Scammers are calling Thomas Cook customers to offer fake refunds in an attempt to trick people into handing over their bank details and other personal information. Following the news of the company going into liquidation, it seems that scammers are using this to their advantage to try and steal from vulnerable holidaymakers.
Criminals will try to use high-profile events, such as the news about Thomas Cook, as an opportunity to commit fraud and manipulate unsuspecting people into parting with their money. In light of this, we’d like to remind you how to identify a potential scam call and how to keep yourself safe.
What to look for
In this case, victims are being contacted by a person pretending to be someone responsible for issuing refunds on behalf of Thomas Cook. Others have been approached by a scam company posing as Thomas Cook asking for personal details such as bank/debit/credit card details and banking passwords.
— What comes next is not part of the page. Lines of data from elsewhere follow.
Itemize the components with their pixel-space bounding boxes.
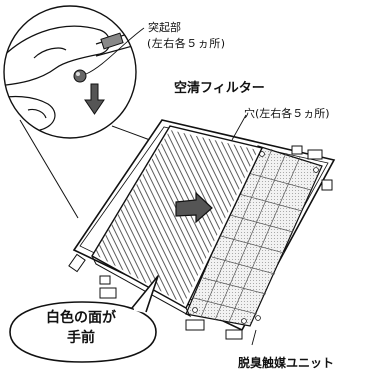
protrusion-bump: [73, 69, 87, 83]
callout-text: 白色の面が 手前: [6, 308, 156, 348]
callout-line-2: 手前: [67, 330, 95, 346]
slide-direction-arrow: [175, 191, 213, 224]
air-filter-label: 空清フィルター: [174, 81, 265, 96]
protrusion-tab: [100, 32, 124, 50]
frame-latches: [68, 145, 333, 340]
unit-grid: [193, 148, 312, 323]
deodorizing-unit-panel: [185, 145, 323, 327]
zoom-connector-lines: [19, 119, 151, 219]
protrusion-location-label: (左右各５ヵ所): [147, 37, 226, 50]
protrusion-label: 突起部: [148, 21, 181, 34]
leader-lines: [231, 114, 257, 346]
hole-label: 穴(左右各５ヵ所): [244, 107, 330, 120]
callout-bubble: [9, 275, 159, 363]
down-arrow: [84, 83, 105, 115]
callout-line-1: 白色の面が: [46, 310, 116, 326]
zoom-detail-circle: [3, 5, 145, 139]
deodorizing-unit-label: 脱臭触媒ユニット: [238, 356, 335, 370]
protrusion-leader-line: [85, 27, 145, 75]
air-filter-panel: [91, 125, 264, 318]
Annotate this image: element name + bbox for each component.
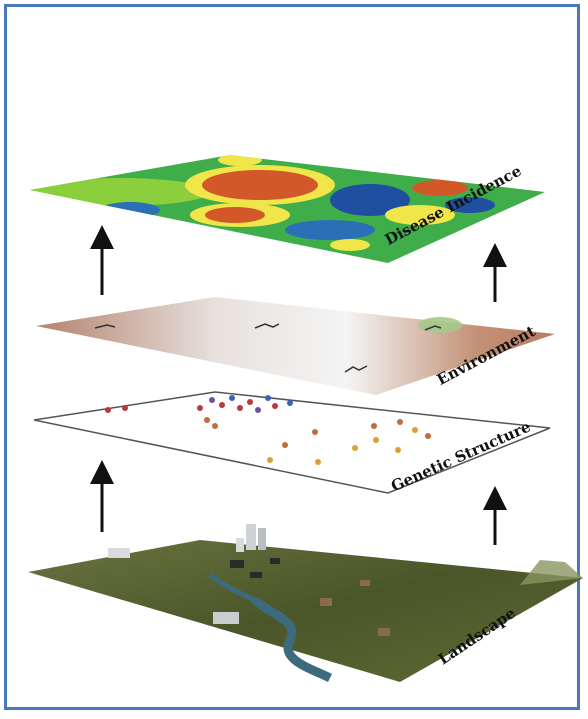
environment-layer [36,297,555,395]
disease-incidence-layer [30,155,545,263]
city-buildings [108,524,390,636]
sample-points [105,395,431,465]
genetic-structure-layer [33,391,551,494]
river [251,596,333,683]
landscape-layer [28,524,583,683]
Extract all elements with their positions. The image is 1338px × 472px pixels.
It can be difficult to tell the difference between a scam and a genuine call, as scammers use increasingly sophisticated methods. If you're still unsure, here are the five warning signs to look out for during a phone call, which suggests that the caller could be a scammer:
The caller is insistent and doesn't give you time to think, or tries to stop you speaking to a family member or friend
The caller asks you to transfer money to a different account
The caller asks for your online banking passwords or four-digit card PIN
The caller asks you to withdraw money and hand it over for "safekeeping"
The caller offers to send a courier to your home to collect cash, PINs, cards or cheque books to "protect" you from fraud
Remember, legitimate organisations will NEVER contact you out of the blue asking for PINs or passwords or telling you to transfer money to another account.
How to stay safe
If you feel uncomfortable or suspicious during a call, hang up and call the organisation directly on its official phone number. If you've received a suspicious text, don’t follow any links or give away your personal information – even if you think it’s a genuine message. Again, we recommend you contact the organisation directly through an official channel to check whether the call or text you've received is legitimate.